No one knows for sure, but there are a number of theories. The latest has it that his disappearance was a tactical move to force the rest of the leadership to acknowledge that he was prepared to withdraw his candidacy for General Secretary-ship and thus required them to accept that he was indispensable.
This relates to reported tensions between Mr Xi and the current leader, President Hu Jintao.
Businessman Mark Kitto, writing in the magazine Prospect, said there was a meeting in September of the so-called “red second generation” – the sons and daughters of the party’s old guard, the princelings. This group is incredibly powerful, and divided on factional and family lines, and meetings can often become heated, wrote Mr Kitto.

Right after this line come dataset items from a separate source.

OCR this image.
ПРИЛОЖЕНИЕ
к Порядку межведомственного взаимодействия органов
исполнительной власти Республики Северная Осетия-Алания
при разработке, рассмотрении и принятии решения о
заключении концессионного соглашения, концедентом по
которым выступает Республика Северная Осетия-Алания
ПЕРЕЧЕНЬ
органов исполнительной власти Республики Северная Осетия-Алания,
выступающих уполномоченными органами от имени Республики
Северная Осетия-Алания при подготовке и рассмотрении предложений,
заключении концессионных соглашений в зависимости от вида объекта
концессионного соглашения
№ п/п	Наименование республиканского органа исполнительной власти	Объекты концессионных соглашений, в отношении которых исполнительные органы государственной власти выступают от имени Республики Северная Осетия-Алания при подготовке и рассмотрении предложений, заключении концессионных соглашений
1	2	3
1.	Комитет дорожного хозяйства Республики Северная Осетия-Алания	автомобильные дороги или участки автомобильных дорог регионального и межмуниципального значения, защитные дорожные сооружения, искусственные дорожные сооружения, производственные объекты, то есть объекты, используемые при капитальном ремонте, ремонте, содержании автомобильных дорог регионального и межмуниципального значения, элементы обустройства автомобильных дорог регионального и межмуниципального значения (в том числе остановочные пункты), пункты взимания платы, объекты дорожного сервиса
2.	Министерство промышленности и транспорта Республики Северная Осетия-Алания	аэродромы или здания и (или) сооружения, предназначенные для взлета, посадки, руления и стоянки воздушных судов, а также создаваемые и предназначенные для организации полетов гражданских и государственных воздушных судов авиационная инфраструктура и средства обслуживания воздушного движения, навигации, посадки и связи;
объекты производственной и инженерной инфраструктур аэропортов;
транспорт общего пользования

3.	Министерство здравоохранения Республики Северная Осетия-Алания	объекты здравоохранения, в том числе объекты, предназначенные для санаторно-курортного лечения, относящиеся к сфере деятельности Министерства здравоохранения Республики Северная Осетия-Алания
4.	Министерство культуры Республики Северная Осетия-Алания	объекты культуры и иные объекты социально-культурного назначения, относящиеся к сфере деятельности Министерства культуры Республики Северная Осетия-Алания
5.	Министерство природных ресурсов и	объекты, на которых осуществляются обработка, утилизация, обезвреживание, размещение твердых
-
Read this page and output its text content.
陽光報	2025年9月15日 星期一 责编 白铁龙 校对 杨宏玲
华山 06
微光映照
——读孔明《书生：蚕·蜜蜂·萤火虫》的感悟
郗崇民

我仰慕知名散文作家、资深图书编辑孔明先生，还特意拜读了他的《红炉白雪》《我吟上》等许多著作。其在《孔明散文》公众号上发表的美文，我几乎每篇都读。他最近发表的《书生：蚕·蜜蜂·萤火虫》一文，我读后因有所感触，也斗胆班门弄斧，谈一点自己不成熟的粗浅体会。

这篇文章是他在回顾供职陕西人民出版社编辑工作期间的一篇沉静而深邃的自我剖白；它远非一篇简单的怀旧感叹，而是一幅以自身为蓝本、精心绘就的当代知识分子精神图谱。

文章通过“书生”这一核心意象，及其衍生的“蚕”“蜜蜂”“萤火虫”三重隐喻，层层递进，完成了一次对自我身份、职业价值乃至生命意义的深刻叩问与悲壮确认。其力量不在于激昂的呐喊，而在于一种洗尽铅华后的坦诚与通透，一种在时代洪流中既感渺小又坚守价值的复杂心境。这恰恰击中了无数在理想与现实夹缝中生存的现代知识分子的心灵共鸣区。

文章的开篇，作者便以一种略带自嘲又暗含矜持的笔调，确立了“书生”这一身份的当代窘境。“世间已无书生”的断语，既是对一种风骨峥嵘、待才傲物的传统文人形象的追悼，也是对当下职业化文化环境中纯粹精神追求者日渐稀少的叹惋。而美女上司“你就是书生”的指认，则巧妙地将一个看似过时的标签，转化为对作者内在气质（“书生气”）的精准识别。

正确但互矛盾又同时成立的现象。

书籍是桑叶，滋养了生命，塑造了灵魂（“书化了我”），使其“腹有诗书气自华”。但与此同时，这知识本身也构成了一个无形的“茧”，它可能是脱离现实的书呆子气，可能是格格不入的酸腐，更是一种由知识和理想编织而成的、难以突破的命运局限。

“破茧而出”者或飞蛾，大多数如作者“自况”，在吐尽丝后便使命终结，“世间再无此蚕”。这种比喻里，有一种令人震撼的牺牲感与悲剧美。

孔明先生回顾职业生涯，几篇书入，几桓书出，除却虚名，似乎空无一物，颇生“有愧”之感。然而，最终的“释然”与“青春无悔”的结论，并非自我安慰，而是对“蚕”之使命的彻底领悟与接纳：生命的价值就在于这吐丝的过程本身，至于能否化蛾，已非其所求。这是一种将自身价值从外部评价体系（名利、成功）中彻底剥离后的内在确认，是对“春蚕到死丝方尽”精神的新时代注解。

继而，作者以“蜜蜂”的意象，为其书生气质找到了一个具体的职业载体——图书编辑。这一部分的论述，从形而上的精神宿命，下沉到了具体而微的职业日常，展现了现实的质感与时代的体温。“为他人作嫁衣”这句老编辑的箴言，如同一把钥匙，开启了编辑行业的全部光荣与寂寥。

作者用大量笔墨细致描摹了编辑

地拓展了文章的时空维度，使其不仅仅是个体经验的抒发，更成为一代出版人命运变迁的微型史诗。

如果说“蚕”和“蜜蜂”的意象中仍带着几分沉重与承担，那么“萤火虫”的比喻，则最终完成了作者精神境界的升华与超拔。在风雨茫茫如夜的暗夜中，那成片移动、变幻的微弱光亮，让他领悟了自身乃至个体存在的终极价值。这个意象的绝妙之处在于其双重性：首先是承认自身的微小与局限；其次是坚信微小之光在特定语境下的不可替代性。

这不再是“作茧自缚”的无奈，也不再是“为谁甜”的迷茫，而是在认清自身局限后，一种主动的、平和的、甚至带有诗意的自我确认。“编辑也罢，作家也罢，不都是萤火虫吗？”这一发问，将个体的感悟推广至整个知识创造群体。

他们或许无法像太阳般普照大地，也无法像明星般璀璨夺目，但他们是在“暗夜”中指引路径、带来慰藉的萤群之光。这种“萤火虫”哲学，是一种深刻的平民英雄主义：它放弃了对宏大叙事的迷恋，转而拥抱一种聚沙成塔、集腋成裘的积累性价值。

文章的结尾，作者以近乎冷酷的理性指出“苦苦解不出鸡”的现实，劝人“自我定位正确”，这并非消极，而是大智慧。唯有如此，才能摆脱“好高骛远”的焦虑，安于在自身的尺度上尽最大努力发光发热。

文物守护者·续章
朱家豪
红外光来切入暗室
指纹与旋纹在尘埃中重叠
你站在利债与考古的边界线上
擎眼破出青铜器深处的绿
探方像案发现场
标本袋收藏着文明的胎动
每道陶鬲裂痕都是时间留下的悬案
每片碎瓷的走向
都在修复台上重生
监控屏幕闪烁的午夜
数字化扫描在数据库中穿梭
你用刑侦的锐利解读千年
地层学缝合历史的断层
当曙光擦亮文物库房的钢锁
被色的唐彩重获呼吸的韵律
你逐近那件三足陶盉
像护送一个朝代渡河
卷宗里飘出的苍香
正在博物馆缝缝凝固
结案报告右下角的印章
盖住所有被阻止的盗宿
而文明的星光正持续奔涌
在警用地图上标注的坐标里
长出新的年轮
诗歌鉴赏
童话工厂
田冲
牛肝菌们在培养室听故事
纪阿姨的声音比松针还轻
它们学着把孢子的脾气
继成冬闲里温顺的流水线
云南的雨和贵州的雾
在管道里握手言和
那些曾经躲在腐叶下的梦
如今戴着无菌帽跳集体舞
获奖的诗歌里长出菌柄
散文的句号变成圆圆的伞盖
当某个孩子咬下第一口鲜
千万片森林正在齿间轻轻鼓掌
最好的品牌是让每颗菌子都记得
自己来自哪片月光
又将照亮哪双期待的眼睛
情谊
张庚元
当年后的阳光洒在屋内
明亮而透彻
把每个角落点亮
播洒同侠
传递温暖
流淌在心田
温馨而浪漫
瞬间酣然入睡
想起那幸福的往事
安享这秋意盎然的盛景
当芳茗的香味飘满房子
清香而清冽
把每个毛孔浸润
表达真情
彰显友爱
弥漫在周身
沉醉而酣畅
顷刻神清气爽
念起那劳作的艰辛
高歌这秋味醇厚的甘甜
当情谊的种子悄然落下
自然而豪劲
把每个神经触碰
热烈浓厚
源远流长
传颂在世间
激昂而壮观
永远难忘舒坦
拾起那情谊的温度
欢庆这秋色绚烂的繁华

“The meeting turned violent. They went at it hammer and sickle. Xi Jinping tried to calm them down. He put himself physically in the crossfire and unwittingly into the path of a chair as it was thrown across the room. It hit him in the back, injuring him ,” he claimed.
For Steve Tsang, director of the China Police Research Institute at the University of Nottingham, it sounds too much like a story put out by his supporters. “My bet remains that he had suffered from some kind of illness that prevented him from appearing in public without embarrassment,” Mr Tsang said.
“If my assumption is right, then his disappearance did not matter that much. It did not leave major marks on the leadership succession arrangements.”
If it were true that he had withdrawn from sight and threatened to withdraw as a candidate for party leader and president, this would be a sign that he has great political skills and courage. “I remain sceptical that this ever happened or that China was able to get a really dynamic, courageous leader with skills that would make Machiavelli proud,” Mr Tsang said.
“I imagine he was ill because apparently he couldn’t even have his officials agree to him taking a call from Hillary Clinton,” said Kerry Brown, executive director of the China Studies Centre and a Professor of Chinese Politics at the University of Sydney.
“Running to ground at such a sensitive time doesn’t make sense. If he was ill, as I suspect, we are stuck with the rather depressing conclusion that the party is stuck with him whether he is ill or well, good or bad,” Mr Brown added.